Do they make USB hubs that are non powered or powered by the USB port? I've been on the hunt for such a thing for quite a while (not for my Cruze, but for my laptop)


----------



## 99_XC600 (Feb 24, 2013)

Here you go

Portable 4 Port USB 2.0 Hub : Parts & Upgrades | Dell


----------



## airbornedave (Jan 26, 2013)

99_XC600 said:


> Here you go
> 
> Portable 4 Port USB 2.0 Hub : Parts & Upgrades | Dell


Thanks!


----------



## Southpaw1456 (Jul 20, 2013)

Have you used this before in your car?


----------



## Roccityroller (Jul 7, 2013)

My car plays music through my phone via the usb port... 

This brilliant insight is brought to you via my Galaxy SIII


----------



## NYCruze2012 (Jan 16, 2012)

I just loaded a flash drive with all my music library and it plays plugged into the USB port with no problems.

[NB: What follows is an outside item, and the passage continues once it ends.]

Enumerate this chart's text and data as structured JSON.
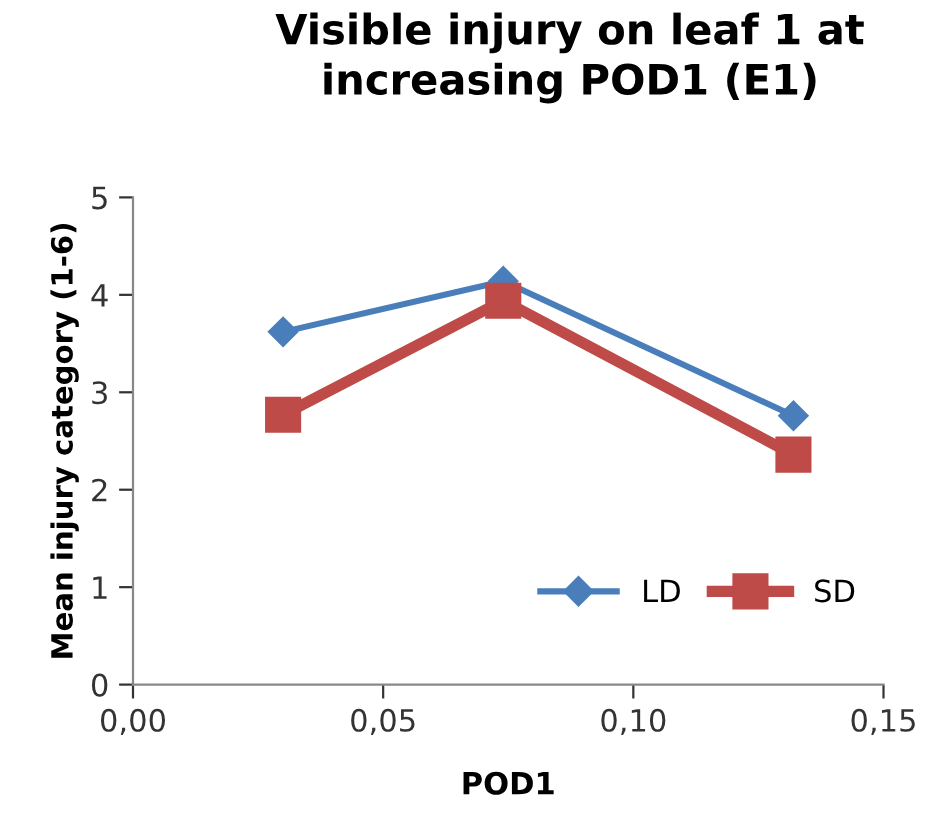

Sent from AutoGuide.com App


----------



## Dragonsys (May 27, 2013)

Southpaw1456 said:


> Have you used this before in your car?


I have not, as I use an iPOD, but as long as the USB port is not under powered, it should work.


----------



## Dragonsys (May 27, 2013)

Southpaw1456 said:


> Have you used this before in your car?


I have not, as I use an iPOD, but as long as the USB port is not under powered, it should work.


----------



## spacedout (Dec 7, 2010)

I use either a Cigarette lighter to USB adapter or a 12V power inverter with some USB outputs to change my phone & power my GPS, both when used are hooked into the rear power outlet so my front one is free.


----------



## daktah (Mar 17, 2013)

i use a 2gb sandisk cruzr and it works better than an ipod (touch screen shuffle) imo.
music takes a few minutes to fully index the first time but then loads and switches faster than the ipod, also easier to load music onto it and if someone breaks into my car im only out less than $10 instead of $250.
i have used my phone (htc one) and it recognizes it as a mtp device and reads what my music app data for playlists and such, if i remember correctly.


----------



## airbornedave (Jan 26, 2013)

daktah said:


> i use a 2gb sandisk cruzr and it works better than an ipod (touch screen shuffle) imo.


Same here. I bought a 16 GB cruzer for about 15 bucks on Amazon. It fits perfectly low profile in the USB slot, doesn't get in the way of anything. 

My only complaint is that it doesn't seem to store playlists/folder options, so all of my music is just randomized (and I have a ton of music covering probably every genre). If it does do playlists/folders, I haven't figured out how to set it up.


----------



## Merc6 (Jun 8, 2013)

Playlist for MyTouch can only hold soo many songs before it gives you "Playlist Empty" message. If you are like me with 30 song playlists, you have to open music _from the phone*_ and pick any song from that playlist _from the phone*_ for it to work from there on out in MyTouch. When the screen says indexing, it's also trying to load your phone book as well if you have bluetooth turned on. Kill some apps in the background to slow the time down. I found bluetooth music faster than USB route but you lose thumps up/down and other features of Pandora. Gracenote sucks and in most cases on voice command never get the song right. It will say the song back to me and play something completely difrent. 

/Rant


*In a hands free state or city, you may get a fine and points to your license.


----------



## airbornedave (Jan 26, 2013)

I don't have any of the fancy stereo stuff (I wish I did), I've only got the barebones head unit with the single color digital display.


----------



## 2013LT (Jul 3, 2013)

Ill have to get a cruzr but yes a usb hub should work. I mainly listen to the radio though and im not talking about xm.


----------



## Merc6 (Jun 8, 2013)

2013LT said:


> Ill have to get a cruzr but yes a usb hub should work. I mainly listen to the radio though and im not talking about xm.


 *In my hipster voice* Regular radio is too mainstream... It's soo mainstream the songs are the exact same 3 in repeat. At least XM plays the same 12 in a loop before they go into 2 hours of non stop barbershop talk forcing me to USB/Bluetooth media. I have a hub somewhere at home I may try it out to see what it does. For S&G's I might find a CD to play just to see if the CD player even works.


----------